Ariel wonders about I-90, the highway the Guptas and Ed took to get to Breaux Bridge, then wonders about how gridlock goes away. If nobody moves, then how does gridlock get fixed? How long can gridlock hold out against a hurricane? Ariel would just drive on the shoulder, she decides. Or maybe everybody else would have the sam
e idea. Ariel sees the parents with kids about to piss their pants, the people with crappy cars running into the red temp zones, all of them driving on the shoulder and picking up pieces of metal and highway garbage. They’d get flat tires and kick up roadkill onto other cars …
She could walk to the corner store and buy condoms.
“I-90 looks to be no better,” the woman on the radio says. “The mayor urges anyone evacuating to consider alternative routes.”
“People, west is not best today,” her radio partner chimes in. The man sounds like he sings the blues in his spare time.
“Ain’t that the truth,” a new dishwasher hollers out.
“Fo sho.”
“I hear ya.”
“To Ivan!” Javier calls out suddenly. He holds an imaginary shot glass aloft. “Arriba,” he says.
“Arriba!” The pretend glasses go up, including Ariel’s, as per tradition.
“Abajo.” He moves his hand low.
“Abajo!”
“A centro.” Javier pokes his hand away from him.
“A centro!”
“A dentro.” And in it goes.
“A dentro!”
Ariel tosses hers over her shoulder as always. She thinks she can remember the toast. It’s sort of a play on words. She had one quarter of Spanish in junior high before she switched to German, the popular language back home. Pretty much, they just sang songs and sat on dirty handwoven carpets in the hippie Spanish teacher’s classroom. Ariel still knows the lyrics, phonetically, to the one about the cockroach.
Javier leans into the stainless steel countertop in front of him.
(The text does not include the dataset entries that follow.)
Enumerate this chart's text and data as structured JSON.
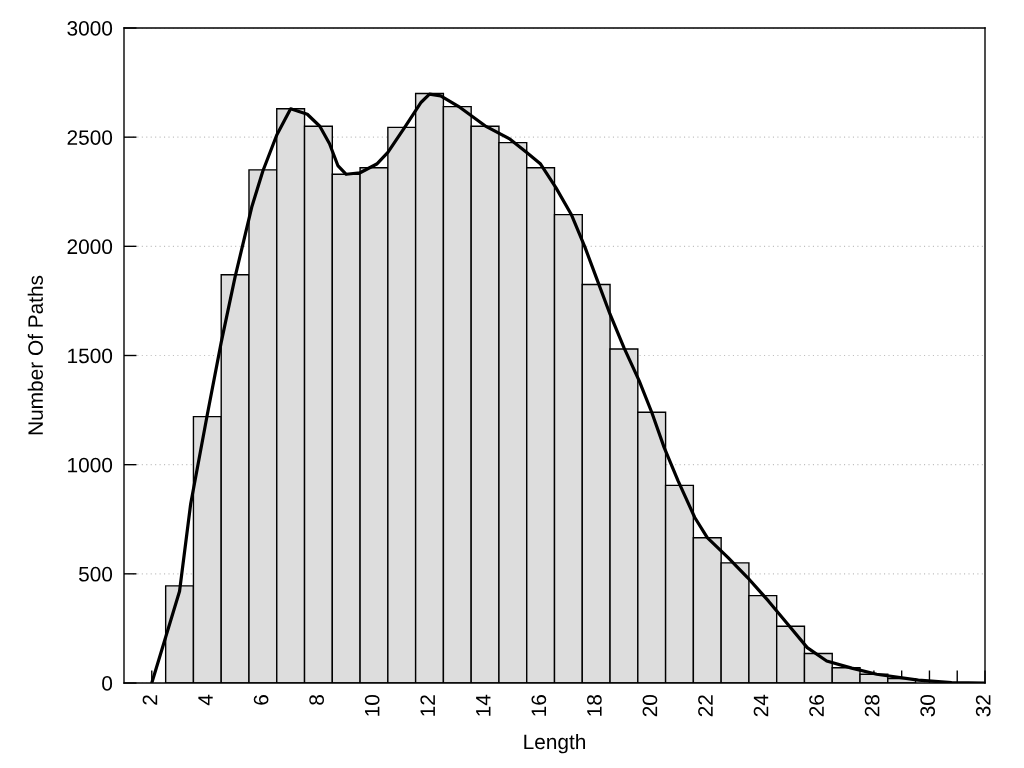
{
  "chart_data": {
    "type": "histogram",
    "xlabel": "Length",
    "ylabel": "Number Of Paths",
    "bins": [
      2.5,
      3.5,
      4.5,
      5.5,
      6.5,
      7.5,
      8.5,
      9.5,
      10.5,
      11.5,
      12.5,
      13.5,
      14.5,
      15.5,
      16.5,
      17.5,
      18.5,
      19.5,
      20.5,
      21.5,
      22.5,
      23.5,
      24.5,
      25.5,
      26.5,
      27.5,
      28.5,
      29.5
    ],
    "values": [
      445,
      1220,
      1870,
      2350,
      2630,
      2550,
      2330,
      2360,
      2545,
      2700,
      2640,
      2550,
      2475,
      2360,
      2145,
      1825,
      1530,
      1240,
      905,
      665,
      550,
      400,
      260,
      135,
      70,
      40,
      20
    ],
    "color": "#dddddd",
    "series": [
      {
        "type": "line",
        "color": "#000000",
        "x": [
          2,
          3,
          3.4,
          4,
          4.5,
          5,
          5.6,
          6,
          6.5,
          7,
          7.6,
          8.05,
          8.4,
          8.7,
          9,
          9.5,
          10.1,
          10.5,
          11.1,
          11.7,
          12,
          12.4,
          13.1,
          14,
          14.9,
          15.5,
          16,
          16.55,
          17.1,
          17.6,
          18.05,
          18.5,
          19,
          19.55,
          20,
          20.45,
          20.95,
          21.55,
          22,
          22.75,
          23.45,
          24.2,
          24.9,
          25.6,
          26.3,
          27.2,
          28.1,
          29.6,
          30.8,
          32
        ],
        "values": [
          0,
          420,
          820,
          1230,
          1560,
          1860,
          2180,
          2345,
          2510,
          2630,
          2605,
          2550,
          2470,
          2370,
          2330,
          2337,
          2377,
          2430,
          2544,
          2660,
          2697,
          2689,
          2636,
          2552,
          2491,
          2430,
          2377,
          2269,
          2147,
          1995,
          1842,
          1689,
          1536,
          1384,
          1240,
          1078,
          926,
          758,
          666,
          574,
          483,
          376,
          269,
          162,
          101,
          68,
          40,
          13,
          2,
          0
        ]
      }
    ],
    "xlim": [
      1,
      32
    ],
    "xticks": [
      2,
      {
        "value": 3,
        "label": null
      },
      4,
      {
        "value": 5,
        "label": null
      },
      6,
      {
        "value": 7,
        "label": null
      },
      8,
      {
        "value": 9,
        "label": null
      },
      10,
      {
        "value": 11,
        "label": null
      },
      12,
      {
        "value": 13,
        "label": null
      },
      14,
      {
        "value": 15,
        "label": null
      },
      16,
      {
        "value": 17,
        "label": null
      },
      18,
      {
        "value": 19,
        "label": null
      },
      20,
      {
        "value": 21,
        "label": null
      },
      22,
      {
        "value": 23,
        "label": null
      },
      24,
      {
        "value": 25,
        "label": null
      },
      26,
      {
        "value": 27,
        "label": null
      },
      28,
      {
        "value": 29,
        "label": null
      },
      30,
      {
        "value": 31,
        "label": null
      },
      32
    ],
    "ylim": [
      0,
      3000
    ],
    "yticks": [
      0,
      500,
      1000,
      1500,
      2000,
      2500,
      3000
    ],
    "grid": "y",
    "marker": "none",
    "line_style": "solid"
  }
}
His teeth show white against his skin. Ariel can feel the shape of his hips from a distance.
“Now to Brett Abernathy for an update,” the blues-singer-in-disguise says.
Another bluesman comes on to describe Ivan, the numbers, the longitude and latitude and speed and direction, but Ariel doesn’t listen, or not exactly. She tries, but she has trouble picturing the thing in time and space without a meteorologist’s hand gestures moving over a map.